Of course, everyone knows that an album review is pure opinion and that there's no objective metric you can use to measure albums, and in that sense, I wonder if my album reviews are more like curations, what you might like if you like this and so on. Thing is, I'm a weird listener who crosses all these boundaries, and I like a lot of things that don't really seem to cross over with each other when we're talking other people's tastes. Does that impact it? Can someone use my recommendations effectively if, in my head, two very different things go together, and they're not likely to like both of those things? (I'm leaning towards yes on that question, because it's my taste, and there's always more people like me than I figure. Still something I wonder about.)
So that goes back to the original question: if I just like most things I cover, does that render my scores meaningless? Most review sites and reviewers have given quite a few albums I really like very middling or negative scores, and is that disconnect between those scores and my routine Greats because of differences in purpose in covering the record, or is it because I'm a fan and not a critic? Can you give a negative review to an album you like? If I give Remy Zero a Good because it's so diffuse, does that betray my true feelings of really liking the record even though that might be a more accurate measurement of the album's objective merits?
I don't think it's fair to say that being a reviewer means being negative. I think it means being discerning—and I'm certainly that. I mull over aesthetic decisions and if an album has the songs or not, but I don't poke at records because I'm thinking of what they're not, I talk about them because I'm thinking of what they are. Going back to it, what Remy Zero is is a tidy slab of moaning, ghostly alt-rock that leans more on sonics than songwriting. It's not immediate, and I can see someone being underwhelmed at first or feeling it has no longevity. You do have to listen a few times for it to start really catching you.

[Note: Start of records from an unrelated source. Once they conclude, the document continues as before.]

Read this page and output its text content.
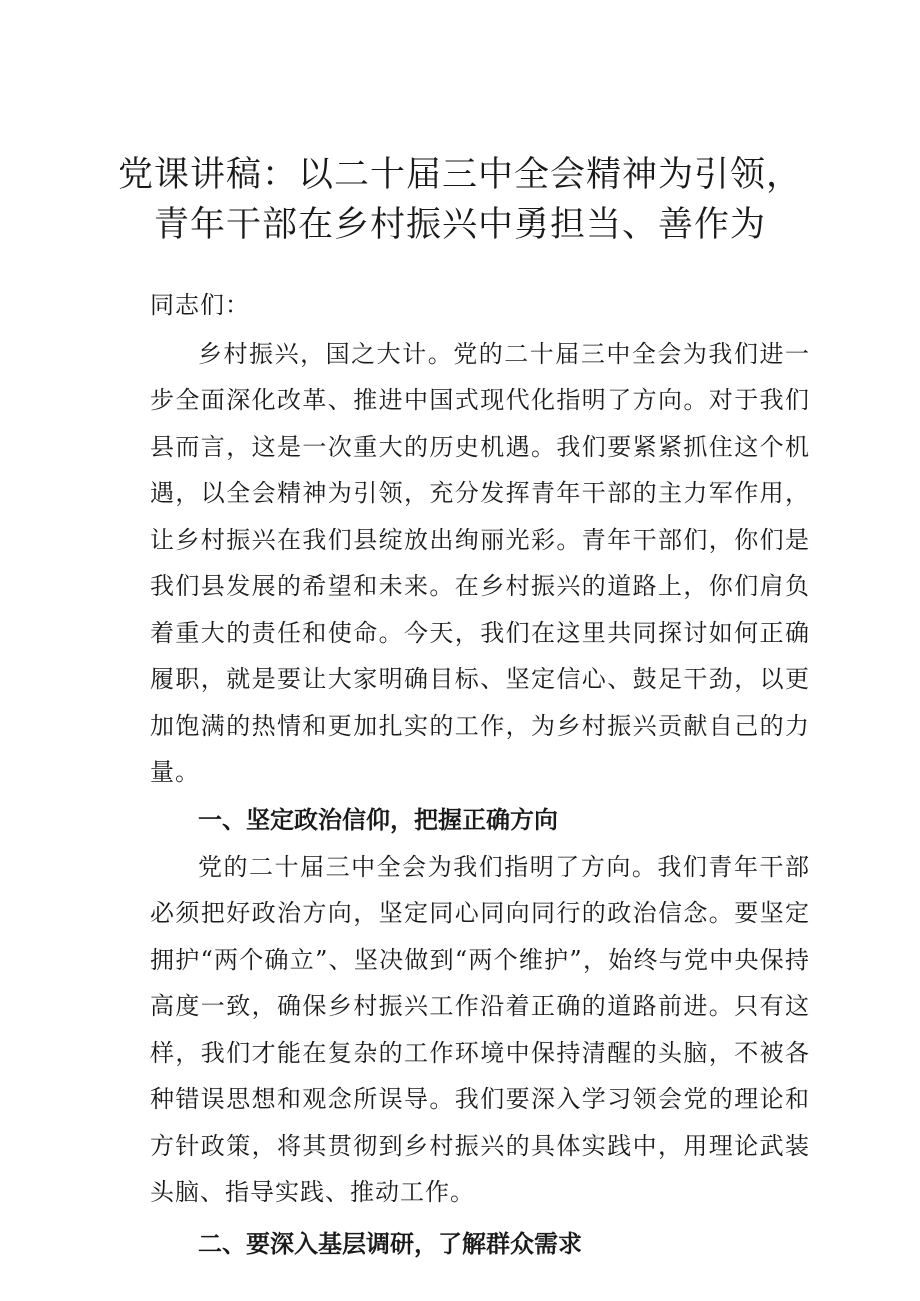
党课讲稿：以二十届三中全会精神为引领，
青年干部在乡村振兴中勇担当、善作为

同志们：

乡村振兴，国之大计。党的二十届三中全会为我们进一步全面深化改革、推进中国式现代化指明了方向。对于我们县而言，这是一次重大的历史机遇。我们要紧紧抓住这个机遇，以全会精神为引领，充分发挥青年干部的主力军作用，让乡村振兴在我们县绽放出绚丽光彩。青年干部们，你们是我们县发展的希望和未来。在乡村振兴的道路上，你们肩负着重大的责任和使命。今天，我们在这里共同探讨如何正确履职，就是要让大家明确目标、坚定信心、鼓足干劲，以更加饱满的热情和更加扎实的工作，为乡村振兴贡献自己的力量。

一、坚定政治信仰，把握正确方向

党的二十届三中全会为我们指明了方向。我们青年干部必须把好政治方向，坚定同心同向同行的政治信念。要坚定拥护“两个确立”、坚决做到“两个维护”，始终与党中央保持高度一致，确保乡村振兴工作沿着正确的道路前进。只有这样，我们才能在复杂的工作环境中保持清醒的头脑，不被各种错误思想和观念所误导。我们要深入学习领会党的理论和方针政策，将其贯彻到乡村振兴的具体实践中，用理论武装头脑、指导实践、推动工作。

二、要深入基层调研，了解群众需求
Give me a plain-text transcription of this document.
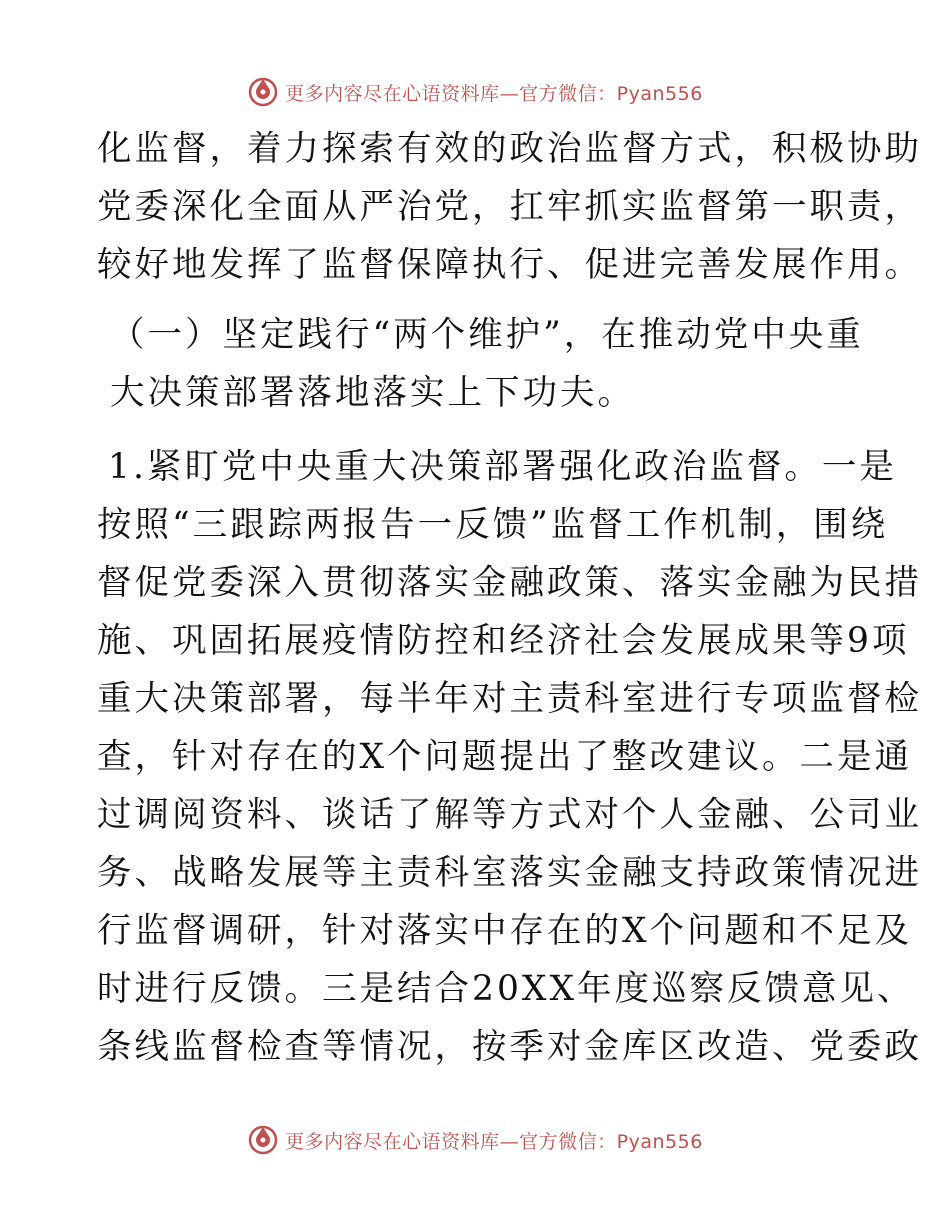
更多内容尽在心语资料库—官方微信：Pyan556
化监督，着力探索有效的政治监督方式，积极协助
党委深化全面从严治党，扛牢抓实监督第一职责，
较好地发挥了监督保障执行、促进完善发展作用。
（一）坚定践行“两个维护”，在推动党中央重
大决策部署落地落实上下功夫。
1.紧盯党中央重大决策部署强化政治监督。一是
按照“三跟踪两报告一反馈”监督工作机制，围绕
督促党委深入贯彻落实金融政策、落实金融为民措
施、巩固拓展疫情防控和经济社会发展成果等9项
重大决策部署，每半年对主责科室进行专项监督检
查，针对存在的X个问题提出了整改建议。二是通
过调阅资料、谈话了解等方式对个人金融、公司业
务、战略发展等主责科室落实金融支持政策情况进
行监督调研，针对落实中存在的X个问题和不足及
时进行反馈。三是结合20XX年度巡察反馈意见、
条线监督检查等情况，按季对金库区改造、党委政
更多内容尽在心语资料库—官方微信：Pyan556
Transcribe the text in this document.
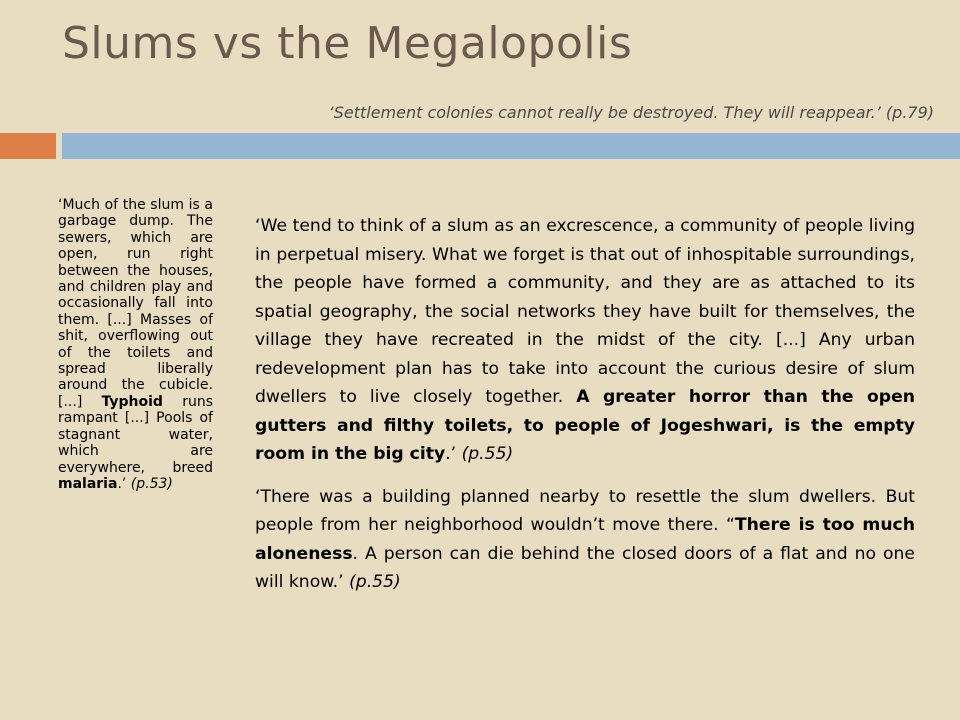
Slums vs the Megalopolis
‘Settlement colonies cannot really be destroyed. They will reappear.’ (p.79)

‘Much of the slum is a garbage dump. The sewers, which are open, run right between the houses, and children play and occasionally fall into them. [...] Masses of shit, overflowing out of the toilets and spread liberally around the cubicle. [...] Typhoid runs rampant [...] Pools of stagnant water, which are everywhere, breed malaria.’ (p.53)

‘We tend to think of a slum as an excrescence, a community of people living in perpetual misery. What we forget is that out of inhospitable surroundings, the people have formed a community, and they are as attached to its spatial geography, the social networks they have built for themselves, the village they have recreated in the midst of the city. [...] Any urban redevelopment plan has to take into account the curious desire of slum dwellers to live closely together. A greater horror than the open gutters and filthy toilets, to people of Jogeshwari, is the empty room in the big city.’ (p.55)

‘There was a building planned nearby to resettle the slum dwellers. But people from her neighborhood wouldn’t move there. “There is too much aloneness. A person can die behind the closed doors of a flat and no one will know.’ (p.55)
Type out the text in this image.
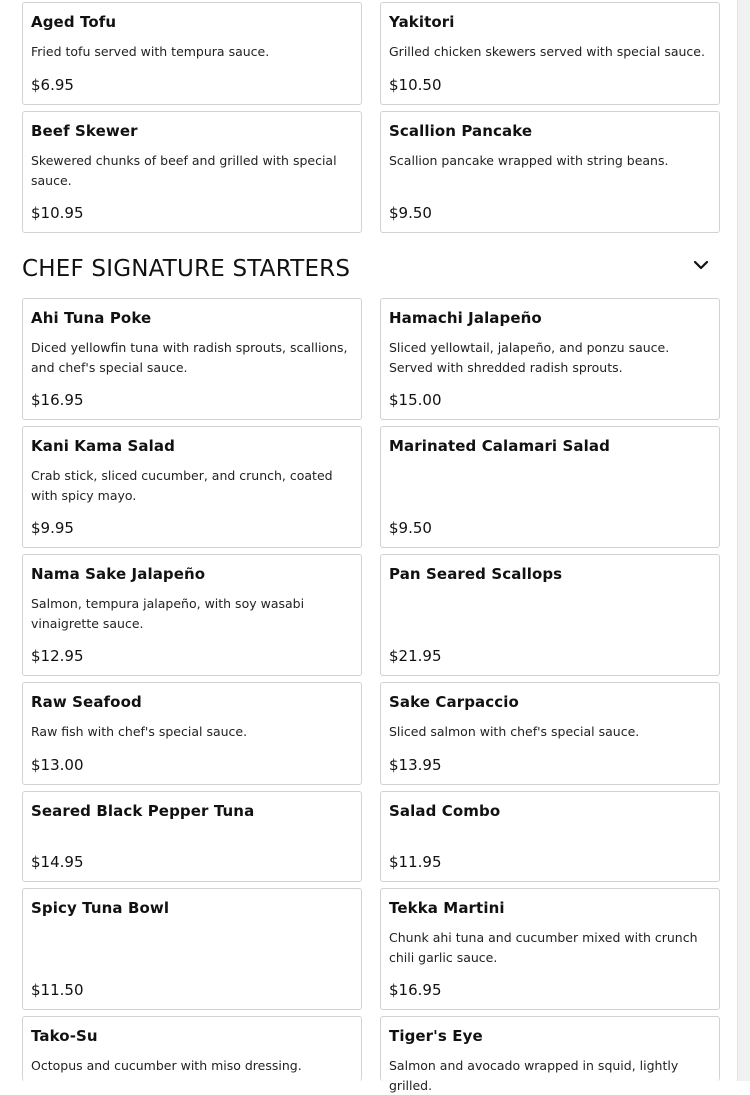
Aged Tofu
Fried tofu served with tempura sauce.
$6.95
Yakitori
Grilled chicken skewers served with special sauce.
$10.50
Beef Skewer
Skewered chunks of beef and grilled with special sauce.
$10.95
Scallion Pancake
Scallion pancake wrapped with string beans.
$9.50
CHEF SIGNATURE STARTERS
Ahi Tuna Poke
Diced yellowfin tuna with radish sprouts, scallions, and chef's special sauce.
$16.95
Hamachi Jalapeño
Sliced yellowtail, jalapeño, and ponzu sauce. Served with shredded radish sprouts.
$15.00
Kani Kama Salad
Crab stick, sliced cucumber, and crunch, coated with spicy mayo.
$9.95
Marinated Calamari Salad
$9.50
Nama Sake Jalapeño
Salmon, tempura jalapeño, with soy wasabi vinaigrette sauce.
$12.95
Pan Seared Scallops
$21.95
Raw Seafood
Raw fish with chef's special sauce.
$13.00
Sake Carpaccio
Sliced salmon with chef's special sauce.
$13.95
Seared Black Pepper Tuna
$14.95
Salad Combo
$11.95
Spicy Tuna Bowl
$11.50
Tekka Martini
Chunk ahi tuna and cucumber mixed with crunch chili garlic sauce.
$16.95
Tako-Su
Octopus and cucumber with miso dressing.
Tiger's Eye
Salmon and avocado wrapped in squid, lightly grilled.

It caught me, and it'd be cool to have turned other people onto it as well. I just have no idea if my recommendations will be useful because so much of what I cover turns into "it's really good if you're the right kind of listener". You can say that about a lot of records. I suppose that's why I've been calling them "recommendations" and not "reviews", because that's one thing I do know—I like them. (And yeah, for someone's hobbyist music writing, that's all that matters, I know—indulge me in thinking on it anyway.)